Ein weiteres zentrales Argument ist, dass die Bedürfnisse der nachfolgenden Generationen unmöglich präzise vorherzusagen sind und darum auch nicht in die utilitaristische Bilanz einfliessen können. «Es ist also unsere Verantwortung gegenüber künftigen Generationen, ihnen die grösstmögliche Auswahl verschiedener möglicher Bodennutzungen zu bieten», erläutert Andreas Bachmann. «Das heisst, wir müssen den Boden mit den meisten Funktionen, vor allem umweltbezogenen Funktionen, schützen.»

Anderer Ansatz, gleiches Fazit

Der deontologische Ansatz gelangt zu einem ähnlichen Schluss – aber mit anderen Überlegungen. Gemäss diesem sind die fünf Bodenfunktionen (Archivierung ausgenommen) notwendig für die Erfüllung der Grundbedürfnisse der Bevölkerung wie etwa des Zugangs zu Trinkwasser, Nahrung und Unterkunft. Detailliertere Fragen wie das wünschenswerte Mass an Ernährungssouveränität, das als politische Angelegenheit betrachtet wird, werden ausgeklammert.

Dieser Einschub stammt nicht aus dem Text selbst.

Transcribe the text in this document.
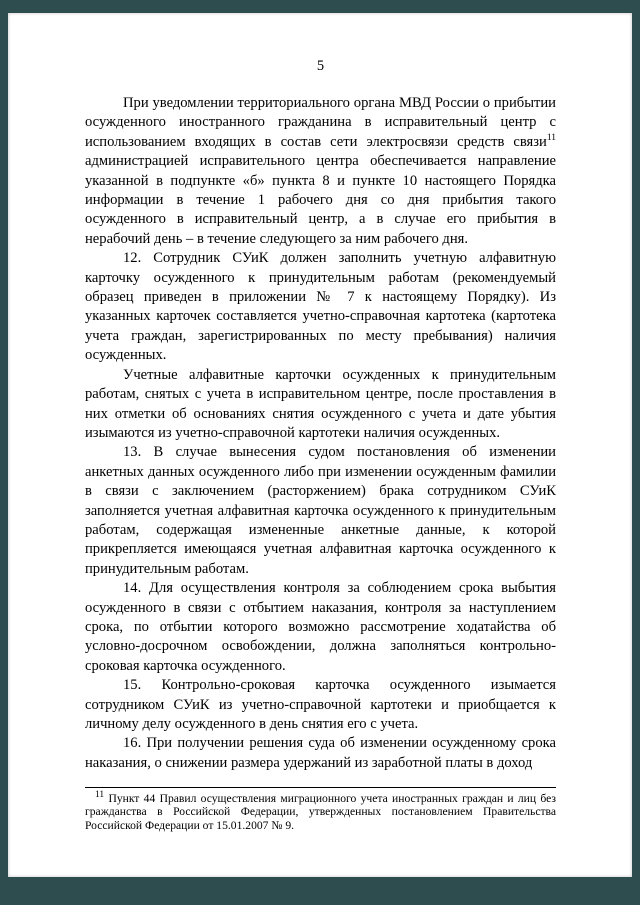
5

При уведомлении территориального органа МВД России о прибытии осужденного иностранного гражданина в исправительный центр с использованием входящих в состав сети электросвязи средств связи$^{11}$ администрацией исправительного центра обеспечивается направление указанной в подпункте «б» пункта 8 и пункте 10 настоящего Порядка информации в течение 1 рабочего дня со дня прибытия такого осужденного в исправительный центр, а в случае его прибытия в нерабочий день – в течение следующего за ним рабочего дня.

12. Сотрудник СУиК должен заполнить учетную алфавитную карточку осужденного к принудительным работам (рекомендуемый образец приведен в приложении № 7 к настоящему Порядку). Из указанных карточек составляется учетно-справочная картотека (картотека учета граждан, зарегистрированных по месту пребывания) наличия осужденных.

Учетные алфавитные карточки осужденных к принудительным работам, снятых с учета в исправительном центре, после проставления в них отметки об основаниях снятия осужденного с учета и дате убытия изымаются из учетно-справочной картотеки наличия осужденных.

13. В случае вынесения судом постановления об изменении анкетных данных осужденного либо при изменении осужденным фамилии в связи с заключением (расторжением) брака сотрудником СУиК заполняется учетная алфавитная карточка осужденного к принудительным работам, содержащая измененные анкетные данные, к которой прикрепляется имеющаяся учетная алфавитная карточка осужденного к принудительным работам.

14. Для осуществления контроля за соблюдением срока выбытия осужденного в связи с отбытием наказания, контроля за наступлением срока, по отбытии которого возможно рассмотрение ходатайства об условно-досрочном освобождении, должна заполняться контрольно-сроковая карточка осужденного.

15. Контрольно-сроковая карточка осужденного изымается сотрудником СУиК из учетно-справочной картотеки и приобщается к личному делу осужденного в день снятия его с учета.

16. При получении решения суда об изменении осужденному срока наказания, о снижении размера удержаний из заработной платы в доход

$^{11}$ Пункт 44 Правил осуществления миграционного учета иностранных граждан и лиц без гражданства в Российской Федерации, утвержденных постановлением Правительства Российской Федерации от 15.01.2007 № 9.
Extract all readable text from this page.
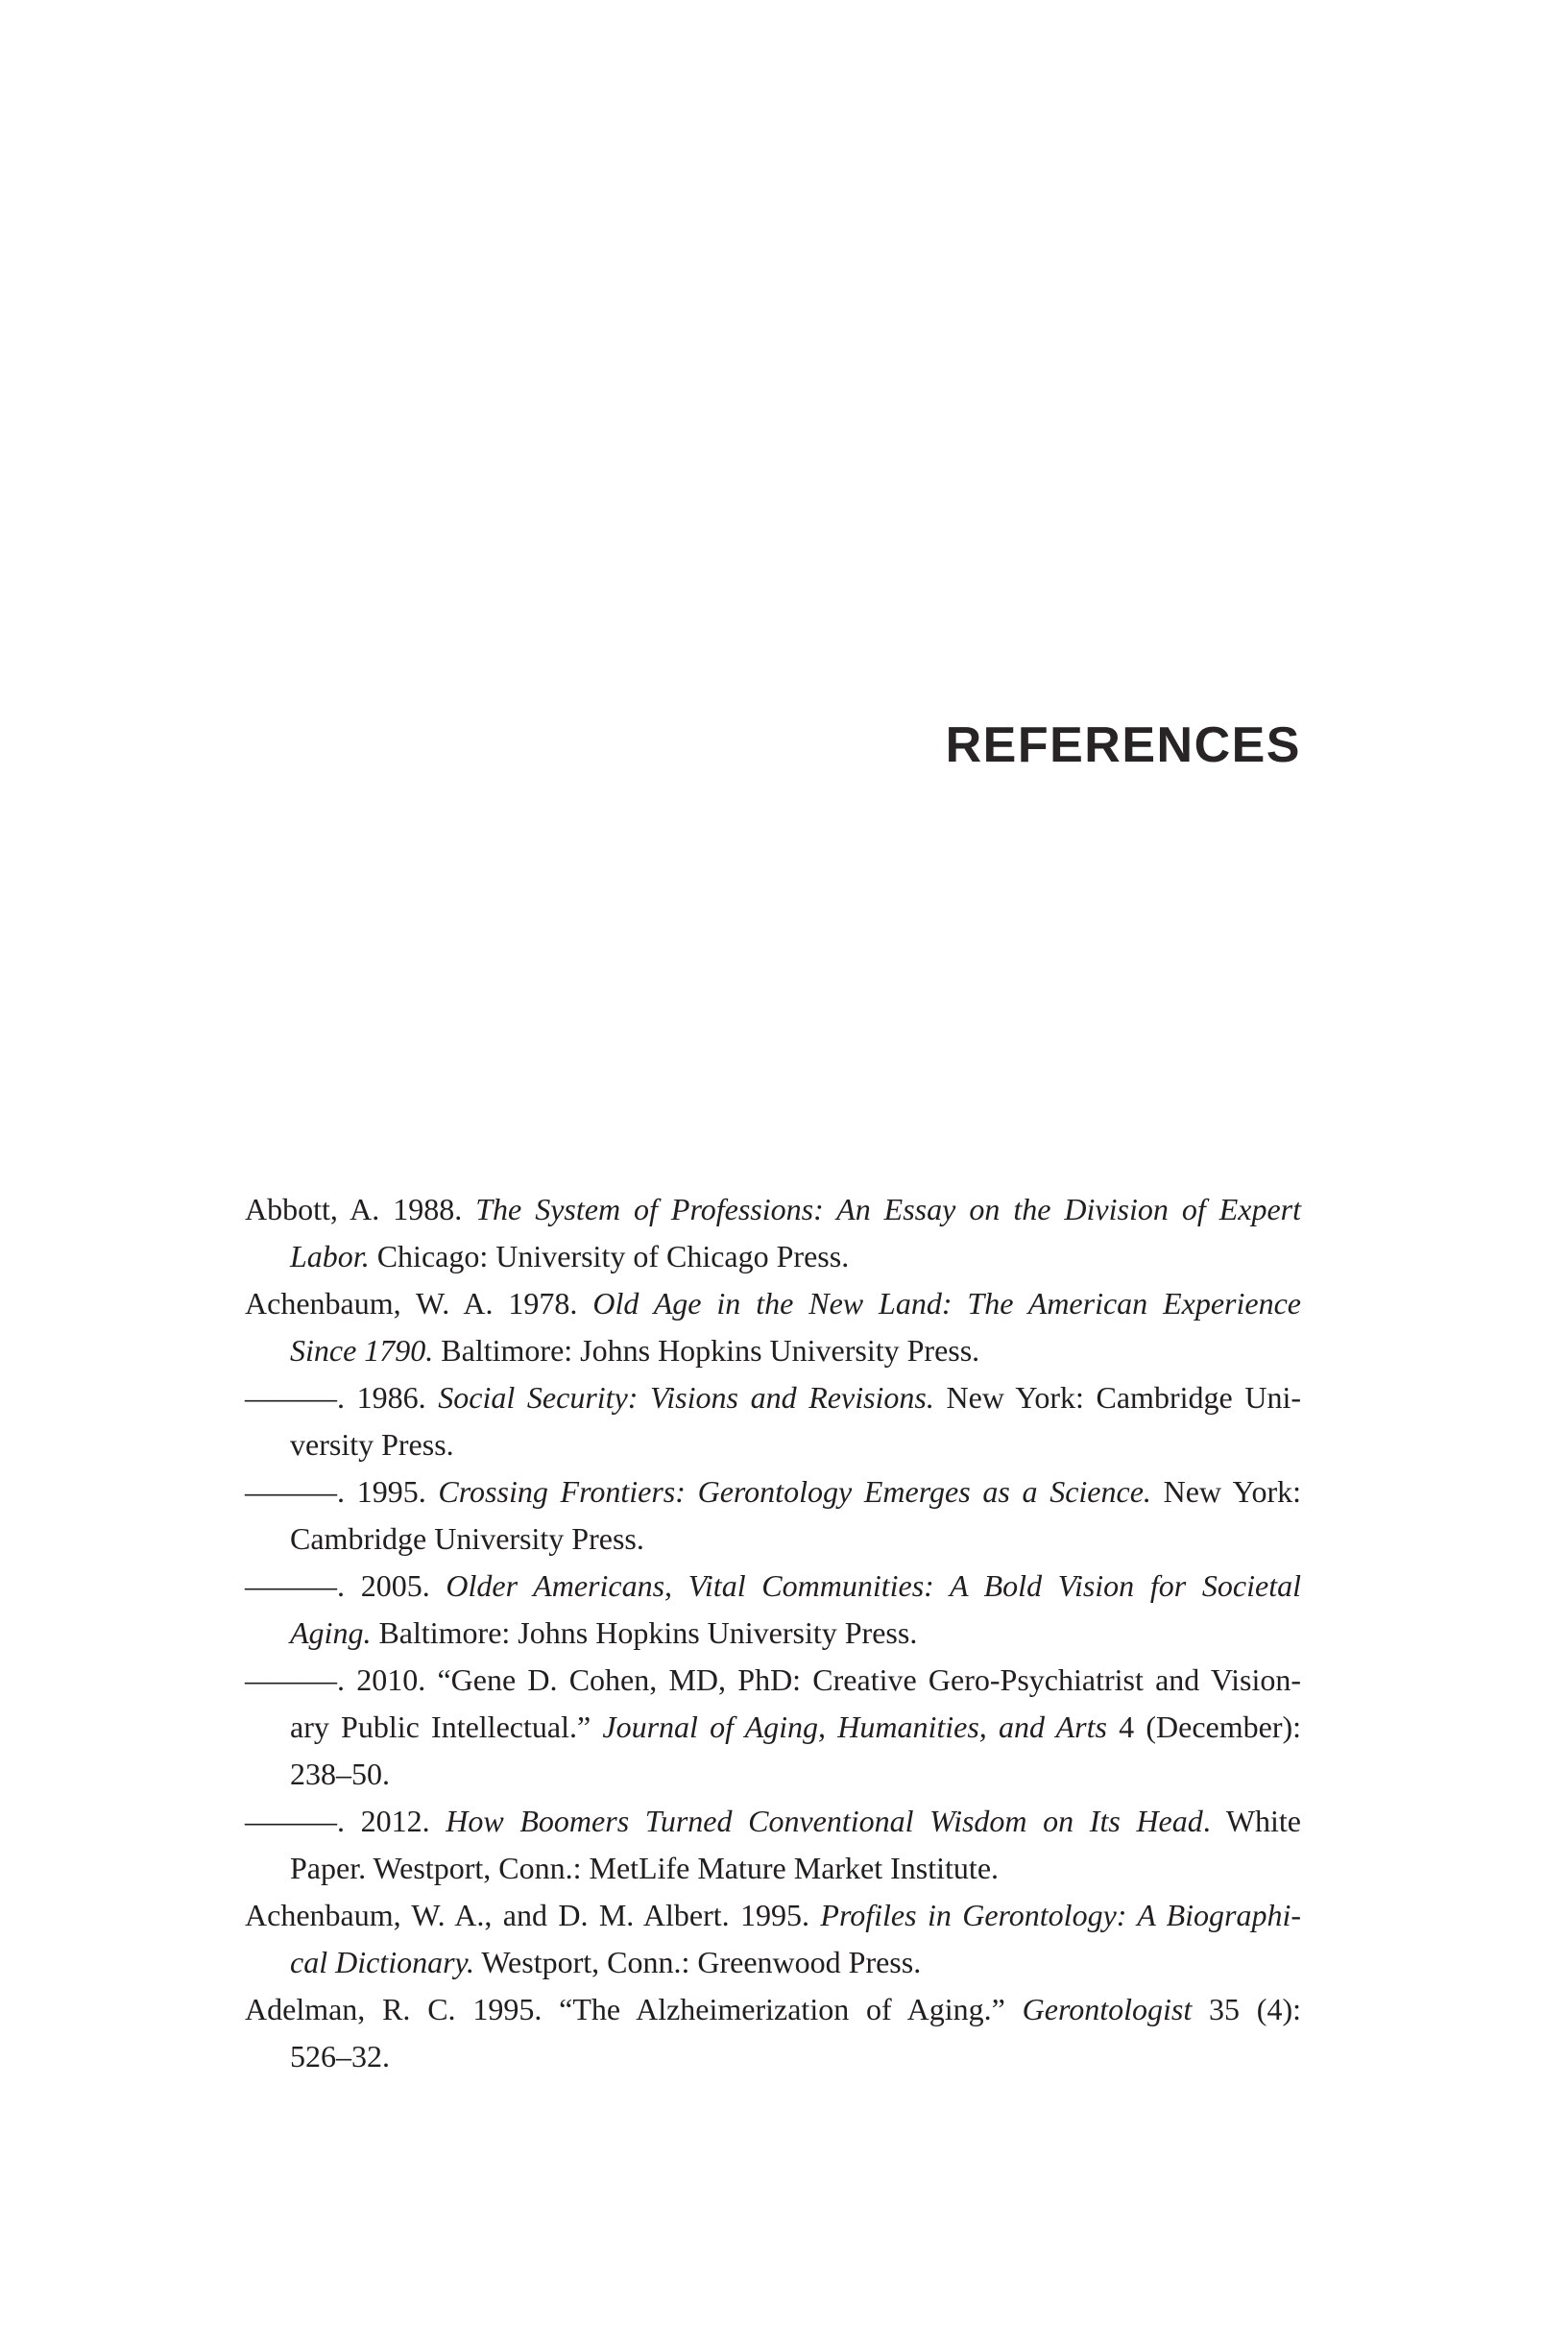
REFERENCES
Abbott, A. 1988. The System of Professions: An Essay on the Division of Expert
Labor. Chicago: University of Chicago Press.
Achenbaum, W. A. 1978. Old Age in the New Land: The American Experience
Since 1790. Baltimore: Johns Hopkins University Press.
———. 1986. Social Security: Visions and Revisions. New York: Cambridge Uni-
versity Press.
———. 1995. Crossing Frontiers: Gerontology Emerges as a Science. New York:
Cambridge University Press.
———. 2005. Older Americans, Vital Communities: A Bold Vision for Societal
Aging. Baltimore: Johns Hopkins University Press.
———. 2010. “Gene D. Cohen, MD, PhD: Creative Gero-Psychiatrist and Vision-
ary Public Intellectual.” Journal of Aging, Humanities, and Arts 4 (December):
238–50.
———. 2012. How Boomers Turned Conventional Wisdom on Its Head. White
Paper. Westport, Conn.: MetLife Mature Market Institute.
Achenbaum, W. A., and D. M. Albert. 1995. Profiles in Gerontology: A Biographi-
cal Dictionary. Westport, Conn.: Greenwood Press.
Adelman, R. C. 1995. “The Alzheimerization of Aging.” Gerontologist 35 (4):
526–32.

Allerdings schliesst dieser Ansatz ebenfalls die Verantwortung zwischen den Generationen als Grundsatz mit ein. Das Fazit: Multifunktionaler Boden soll geschützt werden, vor allem aufgrund seiner natürlichen Funktionen und teilweise auch im Hinblick auf die Rohstoffgewinnung.

Ein anderer heikler Punkt ist, dass Boden – im Gegensatz zu zwei anderen wesentlichen Gemeingütern, nämlich Luft und Wasser – unbeweglich ist und ge- und verkauft werden kann. Im Prinzip hat die Eigentümerin oder der Eigentümer das Recht, nach eigenem Gutdünken über die Nutzung zu entscheiden. Aus ethischer Sicht ist jedoch klar, dass dieses Recht im Interesse des Gemeinwohls eingeschränkt werden kann.

Netto-null-Verbrauch bis 2050

Die Ethikanalyse floss auch in die Ausarbeitung der Bodenstrategie der Bundesämter für Umwelt, für Landwirtschaft und für Raumentwicklung ein. Im Mittelpunkt dieser 2020 vom Bundesrat verabschiedeten Strategie stehen die Reduktion des Bodenverbrauchs und der Schutz des Bodens, die Berücksichtigung der Bodenfunktionen in der Nutzungsplanung und die Wiederherstellung degradierter Böden. Sie gibt als ambitioniertes Ziel vor, den Bodenverbrauch bis 2050 auf netto null zu reduzieren. Der Bodenverbrauch, etwa für Bauvorhaben, ist weiterhin möglich. Gehen dabei aber Bodenfunktionen verloren, müssen diese an einem anderen Ort durch Bodenaufwertung kompensiert werden.

«Es wird schwierig sein, die Funktion degradierter Böden bei der derzeitigen Geschwindigkeit des Bodenverbrauchs wiederherzustellen», glaubt Felix Walter, Co-Autor des Syntheseberichts NFP 68. «Die Kompensation kann nur funktionieren, wenn der Verbrauch stark eingeschränkt wird.» Steht die Bodenstrategie im Widerspruch zum Wirtschaftswachstum? «Ich denke nicht», sagt der BAFU-Ethikspezialist Andreas Bachmann. «Die Bodenstrategie ist mit einer liberalen Politik vereinbar. Je früher wir den Bodenverbrauch drosseln, desto mehr wirtschaftlichen Spielraum werden wir haben. Aus ethischer Sicht geht es hier aber nicht um die Verteidigung einer politischen Position, sondern vielmehr um die klare und verständliche Darlegung ethischer Argumente.»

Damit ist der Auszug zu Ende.